This project implements a complete end‑to‑end ELT pipeline for healthcare procedure data using dbt and Python, following a modern medallion architecture:
Bronze → raw data (seeds)
Silver → cleaned & enriched staging models
Python → filtered on cost‑per‑day calculation
Gold → dimensions, fact table, analysis queries and marts payer specific
The project satisfies all requirements from Tasks 1–3 of the assignment.
Architecture
-
Bronze Layer — Raw Data The Bronze layer contains raw CSVs loaded as dbt seeds: 1.procedures 2.patients 3.encounters 4.payers 5.organizations These are stored as raw tables with no transformations applied.
-
Silver Layer — Cleaned & Enriched Staging Models The Silver layer standardizes and enriches the data:
- cleans column names
- casts data types
- trims whitespace
- converts timestamps
- calculates duration_seconds
- extracts date parts (year, month_number, week_number, day_name)
- calculates cost per day
- creates a python table with filter on costs per day (procedure_cost.py)

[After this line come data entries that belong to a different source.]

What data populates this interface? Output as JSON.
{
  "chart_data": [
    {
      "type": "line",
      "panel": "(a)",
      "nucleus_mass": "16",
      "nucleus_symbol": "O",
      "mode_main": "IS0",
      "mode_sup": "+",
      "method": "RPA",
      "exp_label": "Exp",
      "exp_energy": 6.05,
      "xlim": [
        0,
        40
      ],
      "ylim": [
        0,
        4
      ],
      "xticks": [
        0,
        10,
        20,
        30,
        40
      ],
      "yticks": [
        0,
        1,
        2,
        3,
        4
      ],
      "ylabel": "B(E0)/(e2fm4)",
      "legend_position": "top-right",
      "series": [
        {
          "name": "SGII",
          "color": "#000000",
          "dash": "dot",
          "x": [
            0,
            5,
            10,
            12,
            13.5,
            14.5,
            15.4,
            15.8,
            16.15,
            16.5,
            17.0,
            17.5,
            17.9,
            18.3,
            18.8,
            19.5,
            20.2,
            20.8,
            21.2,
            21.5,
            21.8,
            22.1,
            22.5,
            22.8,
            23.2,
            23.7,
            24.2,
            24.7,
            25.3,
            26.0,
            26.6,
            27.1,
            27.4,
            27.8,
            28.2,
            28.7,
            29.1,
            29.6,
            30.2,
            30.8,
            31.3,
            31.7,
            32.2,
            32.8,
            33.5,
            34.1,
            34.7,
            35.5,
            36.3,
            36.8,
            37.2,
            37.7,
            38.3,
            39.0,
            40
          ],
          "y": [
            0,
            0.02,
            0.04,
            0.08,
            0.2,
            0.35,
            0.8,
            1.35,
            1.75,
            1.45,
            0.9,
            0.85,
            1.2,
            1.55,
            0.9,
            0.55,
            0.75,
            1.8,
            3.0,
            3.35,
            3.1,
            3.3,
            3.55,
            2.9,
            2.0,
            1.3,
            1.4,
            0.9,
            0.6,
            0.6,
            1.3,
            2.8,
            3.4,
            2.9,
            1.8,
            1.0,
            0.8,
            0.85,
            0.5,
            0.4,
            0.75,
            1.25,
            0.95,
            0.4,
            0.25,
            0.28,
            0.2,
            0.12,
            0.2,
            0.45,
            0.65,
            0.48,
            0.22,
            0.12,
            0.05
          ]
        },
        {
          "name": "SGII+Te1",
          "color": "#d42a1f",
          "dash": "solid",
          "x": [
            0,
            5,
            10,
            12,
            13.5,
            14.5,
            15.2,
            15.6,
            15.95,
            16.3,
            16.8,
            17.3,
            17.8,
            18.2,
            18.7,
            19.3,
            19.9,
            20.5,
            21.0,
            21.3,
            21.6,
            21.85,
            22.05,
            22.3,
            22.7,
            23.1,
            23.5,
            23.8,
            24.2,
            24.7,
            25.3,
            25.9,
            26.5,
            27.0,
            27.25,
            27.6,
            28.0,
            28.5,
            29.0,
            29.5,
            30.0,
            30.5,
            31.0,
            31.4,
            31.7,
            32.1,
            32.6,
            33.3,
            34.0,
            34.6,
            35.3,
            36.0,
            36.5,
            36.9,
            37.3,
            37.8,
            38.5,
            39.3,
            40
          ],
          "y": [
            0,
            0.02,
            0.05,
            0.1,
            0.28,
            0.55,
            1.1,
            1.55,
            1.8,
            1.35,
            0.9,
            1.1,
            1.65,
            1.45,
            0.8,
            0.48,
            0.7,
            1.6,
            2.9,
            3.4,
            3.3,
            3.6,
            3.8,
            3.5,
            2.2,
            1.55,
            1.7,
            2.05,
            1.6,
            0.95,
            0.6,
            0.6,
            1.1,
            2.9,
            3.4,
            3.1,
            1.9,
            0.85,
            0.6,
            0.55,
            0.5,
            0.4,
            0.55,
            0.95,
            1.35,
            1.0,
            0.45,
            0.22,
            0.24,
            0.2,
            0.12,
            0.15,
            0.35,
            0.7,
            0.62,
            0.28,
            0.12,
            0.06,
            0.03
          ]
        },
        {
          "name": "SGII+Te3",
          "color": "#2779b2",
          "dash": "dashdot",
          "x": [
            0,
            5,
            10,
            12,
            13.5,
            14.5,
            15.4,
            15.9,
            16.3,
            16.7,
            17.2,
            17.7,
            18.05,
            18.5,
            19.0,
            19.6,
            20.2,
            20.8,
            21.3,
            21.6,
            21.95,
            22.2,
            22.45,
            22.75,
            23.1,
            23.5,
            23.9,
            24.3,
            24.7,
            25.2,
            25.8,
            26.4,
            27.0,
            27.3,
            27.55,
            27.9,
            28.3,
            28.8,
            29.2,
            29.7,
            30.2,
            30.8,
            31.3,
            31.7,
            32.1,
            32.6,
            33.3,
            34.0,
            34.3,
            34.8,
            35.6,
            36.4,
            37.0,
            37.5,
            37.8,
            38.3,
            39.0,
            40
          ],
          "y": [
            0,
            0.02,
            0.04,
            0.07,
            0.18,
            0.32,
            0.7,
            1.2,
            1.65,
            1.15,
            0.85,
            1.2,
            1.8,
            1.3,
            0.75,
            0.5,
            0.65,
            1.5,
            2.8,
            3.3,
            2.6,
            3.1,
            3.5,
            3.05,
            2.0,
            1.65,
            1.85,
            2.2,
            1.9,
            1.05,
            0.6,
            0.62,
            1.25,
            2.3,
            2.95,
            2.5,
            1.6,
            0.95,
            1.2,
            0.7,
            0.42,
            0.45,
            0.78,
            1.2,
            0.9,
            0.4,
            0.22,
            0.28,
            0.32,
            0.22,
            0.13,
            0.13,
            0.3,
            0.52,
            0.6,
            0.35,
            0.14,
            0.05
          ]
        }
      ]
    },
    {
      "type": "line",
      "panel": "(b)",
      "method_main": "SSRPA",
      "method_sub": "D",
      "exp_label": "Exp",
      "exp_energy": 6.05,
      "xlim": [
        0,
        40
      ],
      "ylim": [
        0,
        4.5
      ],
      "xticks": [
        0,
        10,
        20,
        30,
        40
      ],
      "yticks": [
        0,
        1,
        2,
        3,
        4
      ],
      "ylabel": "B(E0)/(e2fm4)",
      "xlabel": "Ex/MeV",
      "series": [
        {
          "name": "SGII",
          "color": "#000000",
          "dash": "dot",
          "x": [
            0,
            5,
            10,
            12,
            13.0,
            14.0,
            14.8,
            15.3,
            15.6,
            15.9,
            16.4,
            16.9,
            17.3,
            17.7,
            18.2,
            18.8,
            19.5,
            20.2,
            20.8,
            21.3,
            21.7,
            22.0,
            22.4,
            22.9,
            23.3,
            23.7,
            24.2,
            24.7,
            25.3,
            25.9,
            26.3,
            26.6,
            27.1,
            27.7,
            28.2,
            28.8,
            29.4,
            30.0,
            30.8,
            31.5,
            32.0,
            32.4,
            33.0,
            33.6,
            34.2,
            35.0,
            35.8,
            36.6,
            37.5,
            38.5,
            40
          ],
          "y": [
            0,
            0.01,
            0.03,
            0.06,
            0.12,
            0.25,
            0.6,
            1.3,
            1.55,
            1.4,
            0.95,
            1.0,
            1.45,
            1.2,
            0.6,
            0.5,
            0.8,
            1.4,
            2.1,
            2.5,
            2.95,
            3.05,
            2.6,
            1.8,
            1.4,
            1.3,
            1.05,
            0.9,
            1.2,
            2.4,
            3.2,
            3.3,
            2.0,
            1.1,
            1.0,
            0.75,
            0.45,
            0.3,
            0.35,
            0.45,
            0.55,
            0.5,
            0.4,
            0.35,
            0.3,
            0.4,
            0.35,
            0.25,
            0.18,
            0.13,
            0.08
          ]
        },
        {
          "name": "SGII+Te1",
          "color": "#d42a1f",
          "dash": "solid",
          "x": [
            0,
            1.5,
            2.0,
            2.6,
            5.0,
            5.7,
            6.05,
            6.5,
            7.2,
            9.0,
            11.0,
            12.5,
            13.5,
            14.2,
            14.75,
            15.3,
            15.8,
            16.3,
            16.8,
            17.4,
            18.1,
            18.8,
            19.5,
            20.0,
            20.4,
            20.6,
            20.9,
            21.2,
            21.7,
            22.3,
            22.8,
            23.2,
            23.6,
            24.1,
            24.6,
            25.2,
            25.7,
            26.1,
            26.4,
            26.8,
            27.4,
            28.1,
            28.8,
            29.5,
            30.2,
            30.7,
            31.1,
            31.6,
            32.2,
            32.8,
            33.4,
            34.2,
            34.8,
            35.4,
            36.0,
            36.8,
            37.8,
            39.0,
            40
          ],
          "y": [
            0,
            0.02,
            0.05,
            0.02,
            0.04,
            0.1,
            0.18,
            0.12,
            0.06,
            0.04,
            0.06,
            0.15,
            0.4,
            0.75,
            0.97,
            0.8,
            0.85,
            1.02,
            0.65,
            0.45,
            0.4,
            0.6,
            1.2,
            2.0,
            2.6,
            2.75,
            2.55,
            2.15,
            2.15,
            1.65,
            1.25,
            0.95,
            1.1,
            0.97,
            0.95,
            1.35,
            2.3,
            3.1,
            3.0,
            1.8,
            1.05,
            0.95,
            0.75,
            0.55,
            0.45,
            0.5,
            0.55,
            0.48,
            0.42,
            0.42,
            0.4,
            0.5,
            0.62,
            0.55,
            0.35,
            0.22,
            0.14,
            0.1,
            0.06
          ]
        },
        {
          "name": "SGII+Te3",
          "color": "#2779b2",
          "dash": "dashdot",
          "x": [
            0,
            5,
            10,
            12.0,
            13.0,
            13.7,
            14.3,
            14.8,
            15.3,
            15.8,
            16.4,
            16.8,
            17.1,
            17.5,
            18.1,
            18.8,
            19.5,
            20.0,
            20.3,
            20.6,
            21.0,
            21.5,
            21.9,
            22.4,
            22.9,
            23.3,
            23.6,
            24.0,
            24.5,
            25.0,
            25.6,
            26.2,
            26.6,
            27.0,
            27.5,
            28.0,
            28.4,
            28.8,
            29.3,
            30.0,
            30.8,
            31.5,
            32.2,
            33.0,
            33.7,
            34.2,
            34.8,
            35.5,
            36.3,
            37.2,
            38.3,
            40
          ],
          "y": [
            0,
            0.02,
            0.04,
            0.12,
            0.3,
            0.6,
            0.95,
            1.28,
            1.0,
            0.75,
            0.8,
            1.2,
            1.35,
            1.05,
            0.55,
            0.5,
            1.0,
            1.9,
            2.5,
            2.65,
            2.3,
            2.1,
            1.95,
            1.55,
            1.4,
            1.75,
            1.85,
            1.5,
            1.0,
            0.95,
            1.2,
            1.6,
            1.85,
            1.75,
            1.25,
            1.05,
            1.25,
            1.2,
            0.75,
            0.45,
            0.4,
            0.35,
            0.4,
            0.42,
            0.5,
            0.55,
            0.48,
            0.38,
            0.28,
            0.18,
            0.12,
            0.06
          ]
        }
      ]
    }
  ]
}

I decided to separate the calculation of COST_PER_DAY from the filtering step. The calculation happens in stg_procedures, ensuring that all downstream models (including the Task 2 analytical queries) have access to the complete dataset. The filtering (procedures costing less than 30,000 per day) is implemented in the Python model procedure_cost, as required by Task 1.
A schema.yml file defines tests such as: - not_null - unique - accepted_values - greater_than This ensures data quality before moving to Gold.
-
Gold Layer — Dimensions, Fact, Analysis & Marts Dimensions The Gold layer contains four dimensions:
- dim_patients — demographic attributes
- dim_payers — payer metadata
- dim_procedures — procedure descriptions
- dim_encounters — the bridge between procedures and payers
Fact Table: fact_procedures joins dim tables. This is the central fact table for analysis.
Analysis Queries (Task 2) Three analytical models answer the required business questions:
1.Rank payers by total cost
2.Top 5 highest‑costing patients
3.Top 5 procedures by median cost/day
These are implemented in gold/analysis/.
Data Marts (Task 3) Two payer‑specific marts were created:
dm_united_healthcare
dm_humana
Each mart filters the fact table by payer_name. These marts provide business‑ready datasets for each client.
Notes & Limitations
I intentionally kept this project as simple and lightweight as possible to focus on clarity, correctness, and demonstrating the core concepts of dbt, dimensional modeling, and Python-based transformations. Because of this, there are a few practical considerations:
The project structure is complete, but a fully production-ready dbt deployment would require additional elements, such as:
a fully configured profiles.yml
environment-specific connection settings
CI/CD integration
documentation site generation
more extensive testing coverage
I have not executed the full pipeline end‑to‑end inside dbt Cloud or dbt Core, so the physical creation of all tables and views has not been validated in a live warehouse.
The SQL and Python models are written to be syntactically correct and logically consistent, but depending on the warehouse (Databricks, Postgres, DuckDB, etc.), minor adjustments may be required.
Despite these limitations, the project demonstrates:
a complete medallion architecture
a working star schema
Python + SQL hybrid transformations
data marts for two clients
dbt testing
clean, modular, interview‑ready code
The goal was to deliver a clear, maintainable, and conceptually strong solution — and this structure provides a solid foundation for further development.